A 46 year old woman had suffered from headaches for over 6 years. She was involved in a motor vehicles accident and injured her neck and shoulder. She denied headaches prior to the accident. Over several years, her headaches began happening more often and were getting worse. When she came to our office, she was experiencing 3 to 4 headaches a week. The headaches occurred mostly during the work week.
She described a constant dull ache at the base of her skull. As the day progressed, the intensity of the ache would increase. Eventually she would begin to feel a dull pain on her right temple. By the end of the day, she would have a strong dull headache and pain behind her eye.
Her job required her to sit and type at the computer for most of the day. She would spend most of the day looking at the computer monitor and looking down at paperwork. With increased computer time, her shoulder muscles would tighten. She often asked her husband to rub her shoulders at the end of the day.
She reported her headaches would also be worse when driving or riding in a plane. Sleeping in uncomfortable head positions would also cause her to develop headaches.
When she came into the office, she had a reduced range of motion. She could not look over her shoulders or tuck her chin to her chest. She described a strong muscle stretch when looking left or right. She described constant knots on her shoulders, that were often more tender when she had headaches.
After the exam, we explained her headaches appeared to be caused by her neck joints and muscle spasms. The dysfunction was triggering the headache cycle that would eventually lead to her developing a headache.

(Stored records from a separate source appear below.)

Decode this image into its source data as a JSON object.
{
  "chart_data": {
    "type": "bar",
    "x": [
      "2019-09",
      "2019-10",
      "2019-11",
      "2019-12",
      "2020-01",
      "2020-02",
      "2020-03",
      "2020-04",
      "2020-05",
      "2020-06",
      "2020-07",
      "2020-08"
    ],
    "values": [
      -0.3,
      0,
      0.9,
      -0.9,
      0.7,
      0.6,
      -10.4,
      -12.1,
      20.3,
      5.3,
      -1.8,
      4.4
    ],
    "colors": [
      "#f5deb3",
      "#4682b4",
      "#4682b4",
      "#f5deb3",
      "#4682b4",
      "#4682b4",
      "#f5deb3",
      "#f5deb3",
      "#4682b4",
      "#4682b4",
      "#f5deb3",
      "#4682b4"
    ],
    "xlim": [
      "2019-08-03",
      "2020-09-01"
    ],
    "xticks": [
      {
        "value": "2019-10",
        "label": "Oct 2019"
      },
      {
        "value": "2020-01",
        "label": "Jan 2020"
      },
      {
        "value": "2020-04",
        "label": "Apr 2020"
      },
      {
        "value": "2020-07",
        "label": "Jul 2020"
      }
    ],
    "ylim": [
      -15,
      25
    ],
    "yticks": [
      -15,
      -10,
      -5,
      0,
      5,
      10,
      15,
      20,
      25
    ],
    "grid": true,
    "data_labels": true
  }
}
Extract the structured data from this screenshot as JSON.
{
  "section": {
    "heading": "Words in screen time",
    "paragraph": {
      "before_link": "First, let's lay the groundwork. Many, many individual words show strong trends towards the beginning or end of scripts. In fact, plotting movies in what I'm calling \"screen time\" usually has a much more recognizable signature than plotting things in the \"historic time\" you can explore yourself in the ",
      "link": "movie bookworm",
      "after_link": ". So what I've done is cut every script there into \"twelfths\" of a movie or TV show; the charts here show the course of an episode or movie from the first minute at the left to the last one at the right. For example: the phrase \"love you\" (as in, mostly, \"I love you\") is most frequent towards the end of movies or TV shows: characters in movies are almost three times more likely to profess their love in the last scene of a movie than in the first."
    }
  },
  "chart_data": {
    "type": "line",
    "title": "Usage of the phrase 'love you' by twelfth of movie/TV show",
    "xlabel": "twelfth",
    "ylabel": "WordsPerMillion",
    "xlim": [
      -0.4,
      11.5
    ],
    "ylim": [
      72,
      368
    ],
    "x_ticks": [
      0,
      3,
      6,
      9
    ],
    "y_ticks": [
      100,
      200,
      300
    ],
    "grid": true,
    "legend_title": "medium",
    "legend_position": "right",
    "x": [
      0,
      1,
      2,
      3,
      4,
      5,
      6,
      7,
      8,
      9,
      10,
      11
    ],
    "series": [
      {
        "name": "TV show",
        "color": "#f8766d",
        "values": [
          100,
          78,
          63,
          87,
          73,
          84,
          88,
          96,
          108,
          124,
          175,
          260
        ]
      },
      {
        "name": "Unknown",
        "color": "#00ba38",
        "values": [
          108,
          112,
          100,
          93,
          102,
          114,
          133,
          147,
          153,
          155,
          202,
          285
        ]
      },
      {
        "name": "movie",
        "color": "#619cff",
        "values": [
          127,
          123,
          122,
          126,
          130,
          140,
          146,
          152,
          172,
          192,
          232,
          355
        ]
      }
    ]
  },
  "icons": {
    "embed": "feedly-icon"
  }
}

Treatment started with electric therapy and light stretching. She was given exercises and stretches to perform at home. She began icing her neck muscles several times a day. We adjusted the patient's joints and started utilizing massage therapy on her neck. Two weeks into treatment we started alternating Graston Technique with massage therapy to treat the muscle spasms and scar tissues in the neck muscles.
Within two weeks, her headache intensity was decreasing. She noticed greater range of motion looking over her shoulder. Her neck did not feel as sore at the end of the day.
In the third week, she only had two mild headaches. It was the first time in months that she only had two headaches in a week.
By the end of the fourth week, she did not have a headache. She felt muscle tightness and spasms, but they did not lead to the usual work related headaches.
She was very thrilled with the progress.
This former headache sufferer went on to regain full range of motion, improve her flexibility, and relax the muscle spasms. She only has 1 mild headache a month, usually after very long weeks of computer work. She does not require active treatment for her headaches. She continues to come into the office for occasional massage and adjustments.
She once told me, "I thought you were nuts when you said my headaches were caused by my neck. But my headaches were so bad; I was willing to try anything. I am really glad I did."
The combination of chiropractic, physical therapy, and massage therapy helped this women get rid of her headaches.